Benjamin veut profiter "d'une retraite digne et sur une durée acceptable"

Le père de Benjamin Marol était enseignant également. Il est décédé quatre ans après avoir pris sa retraite, à l'âge de 66 ans, sans avoir eu le temps de couler des jours heureux en dehors d'une salle de classe. Cette histoire, le quadragénaire la raconte le cœur serré et avec une pointe de colère depuis qu'il sait qu'il devra travailler plus longtemps, si la réforme des retraites, telle qu'annoncée, est adoptée. "Normalement, je dois partir à 67 ans, mais peut-être beaucoup plus si la durée de cotisation est rallongée, si les conditions pour obtenir une retraite à taux plein changent".

Benjamin Marol, professeur d'histoire-géographie à Montreuil (Seine-Saint-Denis); (LOUIS BUYENS / FRANCEINFO / RADIO FRANCE)
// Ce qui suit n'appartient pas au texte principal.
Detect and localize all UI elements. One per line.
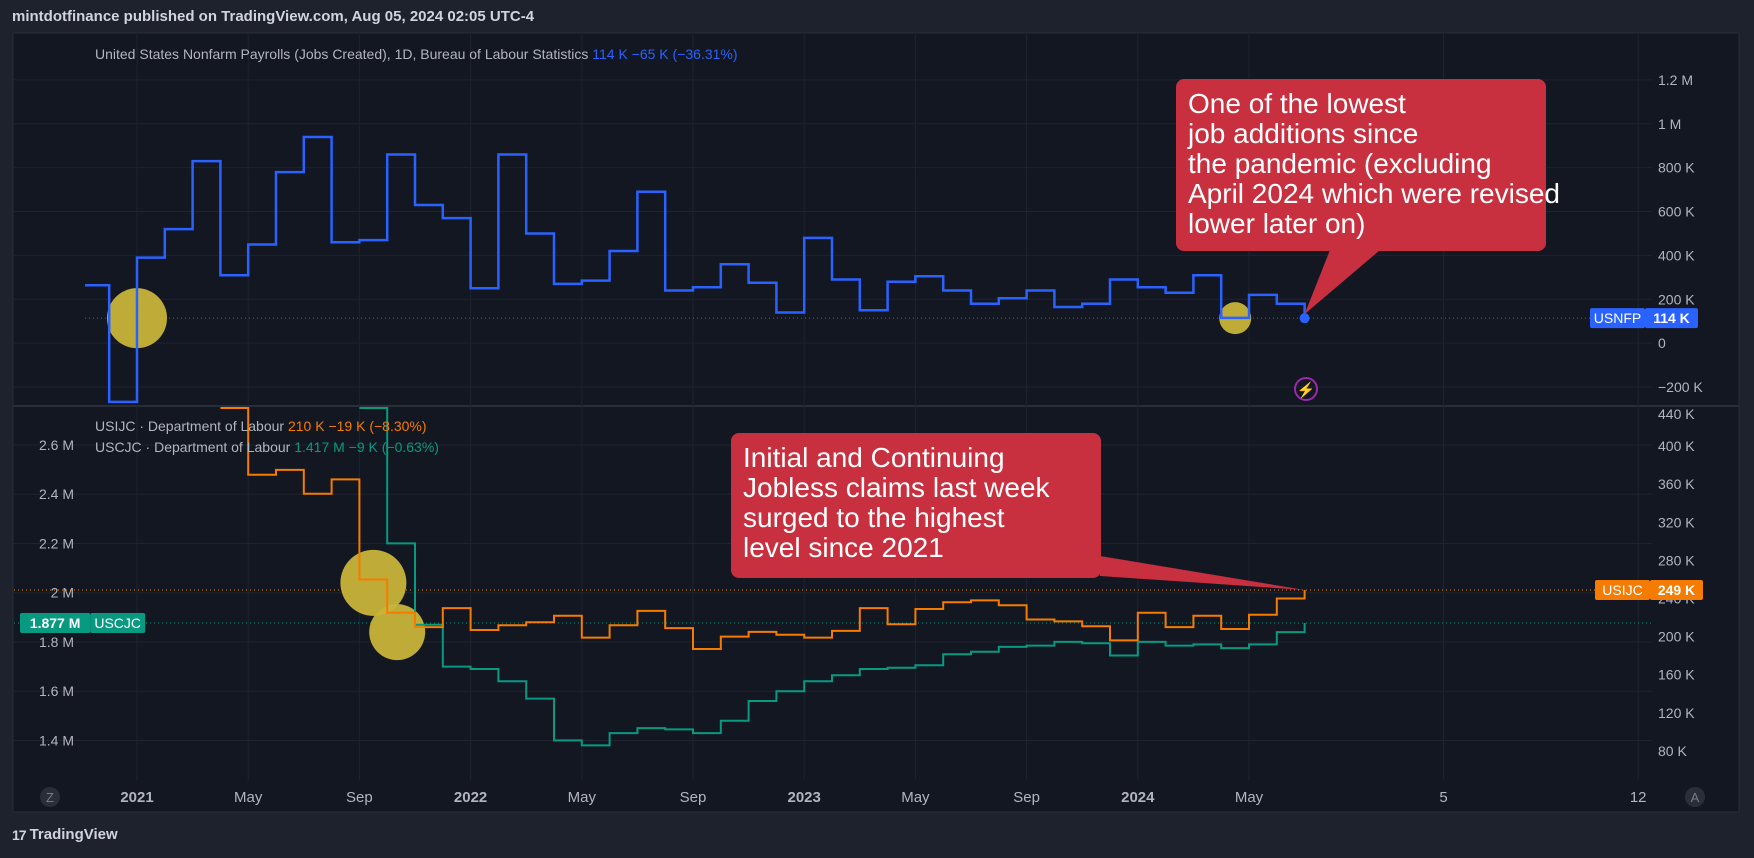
x-tick-label: 2024 [1121, 789, 1155, 806]
claims-callout-text: Initial and Continuing Jobless claims las… [743, 442, 1051, 563]
y-tick-label-right: 320 K [1658, 514, 1695, 530]
claims-callout-line: Initial and Continuing [743, 442, 1005, 473]
cjc-badge-label: USCJC [94, 615, 141, 631]
ijc-badge-value: 249 K [1658, 582, 1695, 598]
lightning-icon-glyph: ⚡ [1297, 381, 1316, 399]
highlight-marker [340, 549, 407, 616]
z-button-label: Z [46, 790, 54, 805]
lightning-icon [1294, 377, 1318, 401]
legend-name: USCJC · Department of Labour [95, 439, 294, 455]
ijc-series-line [220, 407, 1306, 650]
legend-name: USIJC · Department of Labour [95, 418, 288, 434]
x-tick-label: Sep [680, 789, 707, 806]
nfp-callout-pointer [1304, 250, 1380, 315]
y-tick-label: 600 K [1658, 204, 1695, 220]
brand-name: TradingView [29, 826, 118, 843]
nfp-callout-text: One of the lowest job additions since the … [1187, 88, 1560, 239]
y-tick-label: 1.2 M [1658, 72, 1693, 88]
x-tick-label: Sep [346, 789, 373, 806]
z-button [40, 787, 60, 807]
x-tick-label: 5 [1439, 789, 1447, 806]
y-tick-label: 400 K [1658, 247, 1695, 263]
nfp-callout-line: One of the lowest [1188, 88, 1406, 119]
tradingview-logo-icon: 17 [12, 826, 27, 843]
cjc-badge-value-bg [20, 612, 91, 633]
cjc-badge-label-bg [90, 612, 146, 633]
y-tick-label-left: 2.6 M [39, 437, 74, 453]
y-tick-label-left: 2.4 M [39, 486, 74, 502]
x-tick-label: 2021 [120, 789, 153, 806]
ijc-badge-label-bg [1595, 579, 1650, 600]
a-button [1685, 787, 1705, 807]
y-tick-label: −200 K [1658, 379, 1703, 395]
nfp-badge-value: 114 K [1653, 310, 1690, 326]
nfp-callout-line: lower later on) [1188, 208, 1365, 239]
y-tick-label: 1 M [1658, 116, 1681, 132]
x-tick-label: May [1235, 789, 1264, 806]
claims-callout-line: level since 2021 [743, 532, 944, 563]
nfp-callout-box [1176, 79, 1546, 251]
nfp-legend: United States Nonfarm Payrolls (Jobs Cre… [95, 46, 738, 62]
highlight-marker [369, 604, 426, 661]
x-tick-label: 12 [1630, 789, 1647, 806]
nfp-callout-line: job additions since [1187, 118, 1418, 149]
y-tick-label-left: 1.4 M [39, 732, 74, 748]
nfp-legend-value: 114 K −65 K (−36.31%) [592, 46, 737, 62]
nfp-legend-name: United States Nonfarm Payrolls (Jobs Cre… [95, 46, 592, 62]
ijc-badge-label: USIJC [1602, 582, 1642, 598]
legend-value: 1.417 M −9 K (−0.63%) [294, 439, 439, 455]
y-tick-label-right: 80 K [1658, 743, 1687, 759]
y-tick-label-right: 400 K [1658, 438, 1695, 454]
nfp-series-line [85, 135, 1306, 404]
x-tick-label: May [234, 789, 263, 806]
y-tick-label-left: 2.2 M [39, 535, 74, 551]
claims-callout-line: Jobless claims last week [743, 472, 1051, 503]
nfp-last-point [1299, 313, 1310, 324]
a-button-label: A [1691, 790, 1700, 805]
claims-callout-box [731, 433, 1101, 578]
footer-brand[interactable]: 17 TradingView [12, 826, 118, 843]
y-tick-label-left: 1.6 M [39, 683, 74, 699]
cjc-series-line [359, 407, 1306, 747]
x-tick-label: May [901, 789, 930, 806]
x-tick-label: May [568, 789, 597, 806]
nfp-badge-label-bg [1590, 308, 1645, 329]
nfp-badge-value-bg [1645, 308, 1698, 329]
y-tick-label: 200 K [1658, 291, 1695, 307]
y-tick-label: 800 K [1658, 160, 1695, 176]
nfp-callout-line: April 2024 which were revised [1188, 178, 1560, 209]
cjc-badge-value: 1.877 M [30, 615, 81, 631]
published-info: mintdotfinance published on TradingView.… [12, 8, 535, 25]
nfp-badge-label: USNFP [1594, 310, 1641, 326]
legend-value: 210 K −19 K (−8.30%) [288, 418, 427, 434]
claims-callout-pointer [1100, 556, 1305, 590]
claims-callout-line: surged to the highest [743, 502, 1005, 533]
x-tick-label: 2023 [788, 789, 821, 806]
y-tick-label-right: 200 K [1658, 629, 1695, 645]
y-tick-label-right: 160 K [1658, 667, 1695, 683]
y-tick-label-left: 1.8 M [39, 634, 74, 650]
nfp-callout-line: the pandemic (excluding [1188, 148, 1492, 179]
y-tick-label-right: 280 K [1658, 552, 1695, 568]
y-tick-label: 0 [1658, 335, 1666, 351]
claims-legend-cjc: USCJC · Department of Labour 1.417 M −9 … [95, 439, 439, 455]
y-tick-label-right: 120 K [1658, 705, 1695, 721]
ijc-badge-value-bg [1650, 579, 1703, 600]
y-tick-label-left: 2 M [51, 585, 74, 601]
y-tick-label-right: 360 K [1658, 476, 1695, 492]
x-tick-label: Sep [1013, 789, 1040, 806]
y-tick-label-right: 440 K [1658, 406, 1695, 422]
x-tick-label: 2022 [454, 789, 487, 806]
claims-legend-ijc: USIJC · Department of Labour 210 K −19 K… [95, 418, 427, 434]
"Ce qui m'embête le plus, c'est d'avoir travaillé toute sa vie et qu'on ne puisse pas profiter d'une retraite digne et sur une durée acceptable", ajoute le professeur d'histoire-géographie. À 45 ans, il sent déjà la fatigue après vingt années passées devant des élèves pas toujours faciles. Il enseigne depuis quinze ans dans un collège de Montreuil (Seine-Saint-Denis).
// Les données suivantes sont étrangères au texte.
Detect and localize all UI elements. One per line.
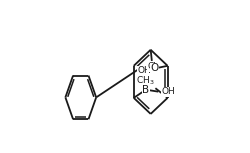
Text: OH: OH — [160, 87, 174, 96]
Text: Cl: Cl — [147, 62, 156, 71]
Text: B: B — [142, 85, 149, 95]
Text: O: O — [150, 63, 158, 73]
Text: OH: OH — [137, 66, 150, 75]
Text: CH$_3$: CH$_3$ — [135, 75, 154, 88]
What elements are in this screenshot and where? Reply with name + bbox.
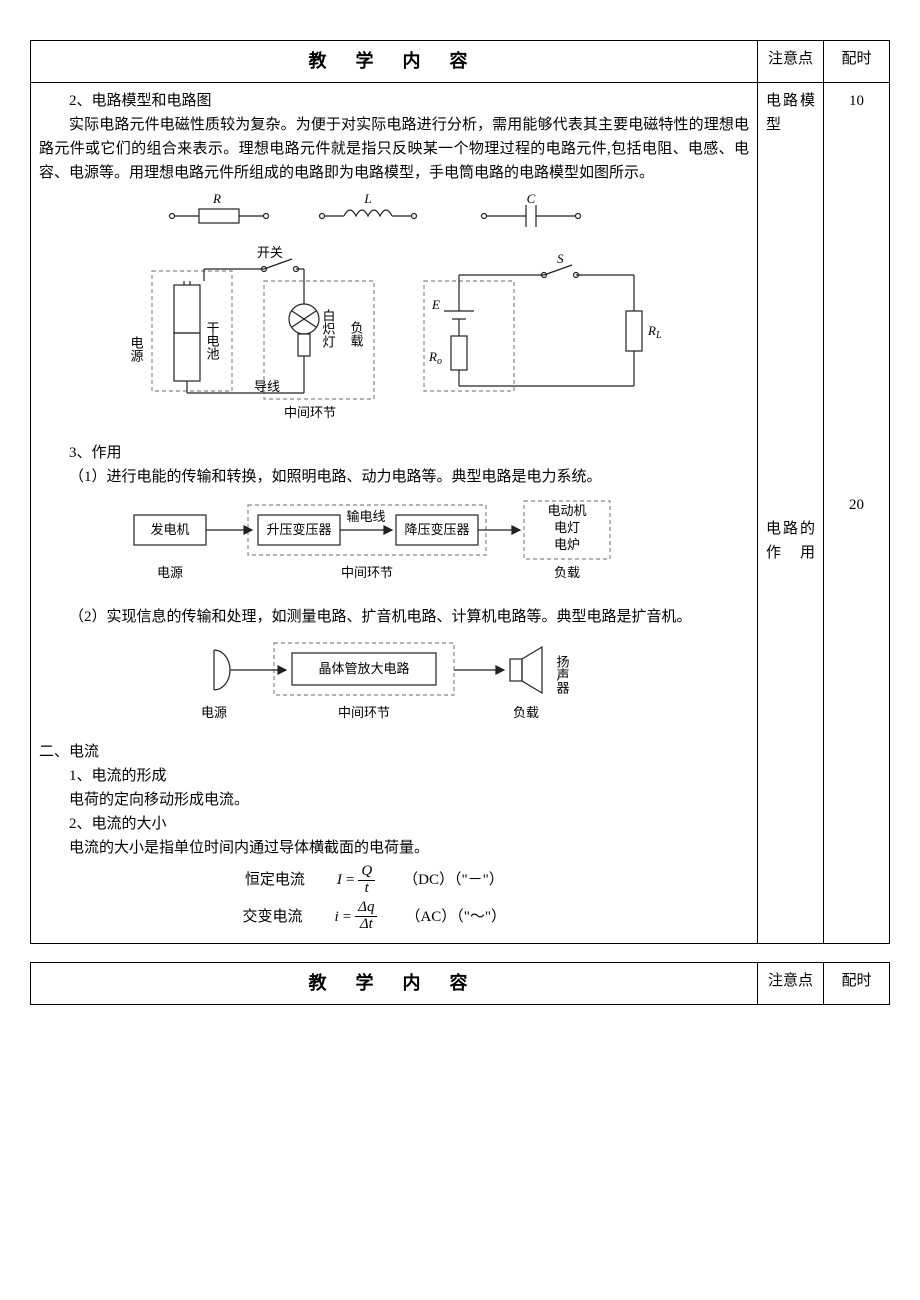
svg-text:电源: 电源 xyxy=(201,705,227,720)
lesson-table: 教 学 内 容 注意点 配时 2、电路模型和电路图 实际电路元件电磁性质较为复杂… xyxy=(30,40,890,944)
svg-text:L: L xyxy=(363,191,371,206)
formula-ac-den: Δt xyxy=(357,917,376,933)
svg-text:电源: 电源 xyxy=(157,565,183,580)
lesson-table-footer: 教 学 内 容 注意点 配时 xyxy=(30,962,890,1005)
diagram-rlc: R L C xyxy=(39,191,749,231)
current-h2: 2、电流的大小 xyxy=(39,812,749,836)
svg-text:中间环节: 中间环节 xyxy=(284,405,336,420)
notes-cell: 电路模型 电路的作用 xyxy=(758,82,824,943)
col-content-header: 教 学 内 容 xyxy=(31,41,758,83)
content-cell: 2、电路模型和电路图 实际电路元件电磁性质较为复杂。为便于对实际电路进行分析，需… xyxy=(31,82,758,943)
formula-ac-num: Δq xyxy=(355,900,377,917)
svg-text:电动机: 电动机 xyxy=(547,503,586,518)
svg-text:S: S xyxy=(557,251,564,266)
svg-text:升压变压器: 升压变压器 xyxy=(266,522,331,537)
formula-ac-lhs: i xyxy=(335,905,339,929)
svg-text:负载: 负载 xyxy=(513,705,539,720)
diagram-amplifier: 晶体管放大电路 扬声器 电源 中间环节 负载 xyxy=(39,635,749,730)
formula-dc-ann: （DC）（"－"） xyxy=(403,868,543,892)
formula-dc-label: 恒定电流 xyxy=(245,868,309,892)
svg-text:白炽灯: 白炽灯 xyxy=(321,308,336,349)
svg-text:降压变压器: 降压变压器 xyxy=(404,522,469,537)
svg-text:干电池: 干电池 xyxy=(205,321,220,360)
section-current-heading: 二、电流 xyxy=(39,740,749,764)
diagram-flashlight: 电源 干电池 开关 白炽灯 负载 导线 中间环节 xyxy=(39,241,749,431)
footer-content-header: 教 学 内 容 xyxy=(31,962,758,1004)
current-p2: 电流的大小是指单位时间内通过导体横截面的电荷量。 xyxy=(39,836,749,860)
svg-text:中间环节: 中间环节 xyxy=(341,565,393,580)
svg-text:开关: 开关 xyxy=(257,245,283,260)
svg-text:电源: 电源 xyxy=(129,336,144,362)
formula-ac-label: 交变电流 xyxy=(243,905,307,929)
time-2: 20 xyxy=(832,493,881,517)
footer-notes-header: 注意点 xyxy=(758,962,824,1004)
current-h1: 1、电流的形成 xyxy=(39,764,749,788)
svg-text:中间环节: 中间环节 xyxy=(338,705,390,720)
section3-item2: （2）实现信息的传输和处理，如测量电路、扩音机电路、计算机电路等。典型电路是扩音… xyxy=(39,605,749,629)
svg-text:电炉: 电炉 xyxy=(554,537,580,552)
formula-dc-num: Q xyxy=(358,864,375,881)
svg-text:负载: 负载 xyxy=(554,565,580,580)
svg-text:发电机: 发电机 xyxy=(150,522,189,537)
svg-text:导线: 导线 xyxy=(254,379,280,394)
svg-text:输电线: 输电线 xyxy=(346,509,385,524)
col-time-header: 配时 xyxy=(824,41,890,83)
section3-item1: （1）进行电能的传输和转换，如照明电路、动力电路等。典型电路是电力系统。 xyxy=(39,465,749,489)
footer-time-header: 配时 xyxy=(824,962,890,1004)
section3-heading: 3、作用 xyxy=(39,441,749,465)
svg-text:E: E xyxy=(431,297,440,312)
svg-text:晶体管放大电路: 晶体管放大电路 xyxy=(318,661,409,676)
svg-text:电灯: 电灯 xyxy=(554,520,580,535)
formula-dc: 恒定电流 I = Qt （DC）（"－"） xyxy=(39,864,749,897)
formula-ac: 交变电流 i = ΔqΔt （AC）（"～"） xyxy=(39,900,749,933)
formula-ac-ann: （AC）（"～"） xyxy=(405,905,545,929)
svg-text:Ro: Ro xyxy=(428,349,442,367)
svg-text:负载: 负载 xyxy=(349,321,364,348)
time-cell: 10 20 xyxy=(824,82,890,943)
col-notes-header: 注意点 xyxy=(758,41,824,83)
note-1: 电路模型 xyxy=(766,89,815,137)
formula-dc-den: t xyxy=(362,881,372,897)
svg-text:RL: RL xyxy=(647,323,662,341)
svg-text:R: R xyxy=(212,191,221,206)
section2-body: 实际电路元件电磁性质较为复杂。为便于对实际电路进行分析，需用能够代表其主要电磁特… xyxy=(39,113,749,185)
section2-heading: 2、电路模型和电路图 xyxy=(39,89,749,113)
formula-dc-lhs: I xyxy=(337,868,342,892)
note-2: 电路的作用 xyxy=(766,517,815,565)
current-p1: 电荷的定向移动形成电流。 xyxy=(39,788,749,812)
svg-text:C: C xyxy=(527,191,536,206)
diagram-power-system: 发电机 升压变压器 输电线 降压变压器 电动机 电灯 电炉 电源 中间环节 负载 xyxy=(39,495,749,595)
time-1: 10 xyxy=(832,89,881,113)
svg-text:扬声器: 扬声器 xyxy=(555,655,570,695)
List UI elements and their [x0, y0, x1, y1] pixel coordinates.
L'établissement est en zone d'éducation prioritaire renforcée, ce qui "exige un niveau d'implication très élevé. Puis, il y a le niveau sonore, le niveau de violence des échanges entre les élèves, la tension en classe. Quand on finit une semaine de cours, on est vraiment excessivement fatigué. Quand on est en vacances, on commence par dormir trois jours", raconte-t-il. Mais les jours suivants, impossible d'appuyer sur pause. "En vacances, on travaille quelques jours, forcément". Il peut prendre par exemple, trois ou quatre jours pour corriger les copies.
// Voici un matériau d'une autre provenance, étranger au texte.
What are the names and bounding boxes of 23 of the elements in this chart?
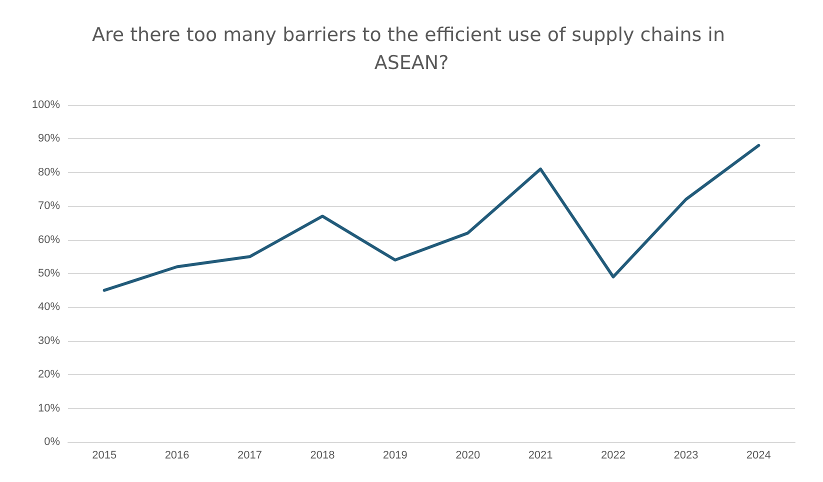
y-tick-label: 70%: [38, 200, 60, 212]
y-tick-label: 60%: [38, 234, 60, 246]
y-tick-label: 10%: [38, 402, 60, 414]
y-tick-label: 20%: [38, 368, 60, 381]
x-tick-label: 2015: [92, 450, 117, 462]
x-tick-label: 2017: [238, 450, 262, 462]
x-tick-label: 2022: [601, 450, 626, 462]
y-tick-label: 100%: [32, 99, 60, 111]
x-tick-label: 2016: [164, 450, 190, 462]
y-tick-label: 90%: [38, 132, 60, 145]
x-tick-label: 2018: [310, 450, 335, 462]
x-tick-label: 2024: [746, 450, 771, 462]
x-tick-label: 2019: [382, 450, 408, 462]
y-tick-label: 50%: [38, 268, 60, 280]
y-tick-label: 30%: [38, 334, 60, 347]
y-tick-label: 40%: [38, 301, 60, 314]
line-series: [102, 144, 760, 292]
y-tick-label: 0%: [44, 436, 60, 448]
x-tick-label: 2021: [528, 450, 553, 462]
x-tick-label: 2023: [674, 450, 698, 462]
x-tick-label: 2020: [456, 450, 480, 462]
chart-title: Are there too many barriers to the efficient use of supply chains in ASEAN?: [92, 24, 732, 74]
y-tick-label: 80%: [38, 166, 60, 178]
Il ne voit pas comment il trouvera cette énergie jusqu'à la retraite, d'autant plus qu'il estime que la réforme est totalement injuste. "Elle n'est pas faite pour assurer la viabilité du système. Elle est faite pour dégager des sommes d'argent qui vont être réutilisées pour financer d'autres mesures qui n'ont rien à voir avec le bien-être des concitoyens." Benjamin a bien l'intention de descendre dans la rue pour dire sa colère et défendre un modèle de retraite solidaire. Un modèle dont il aimerait que ses trois enfants puissent profiter un jour.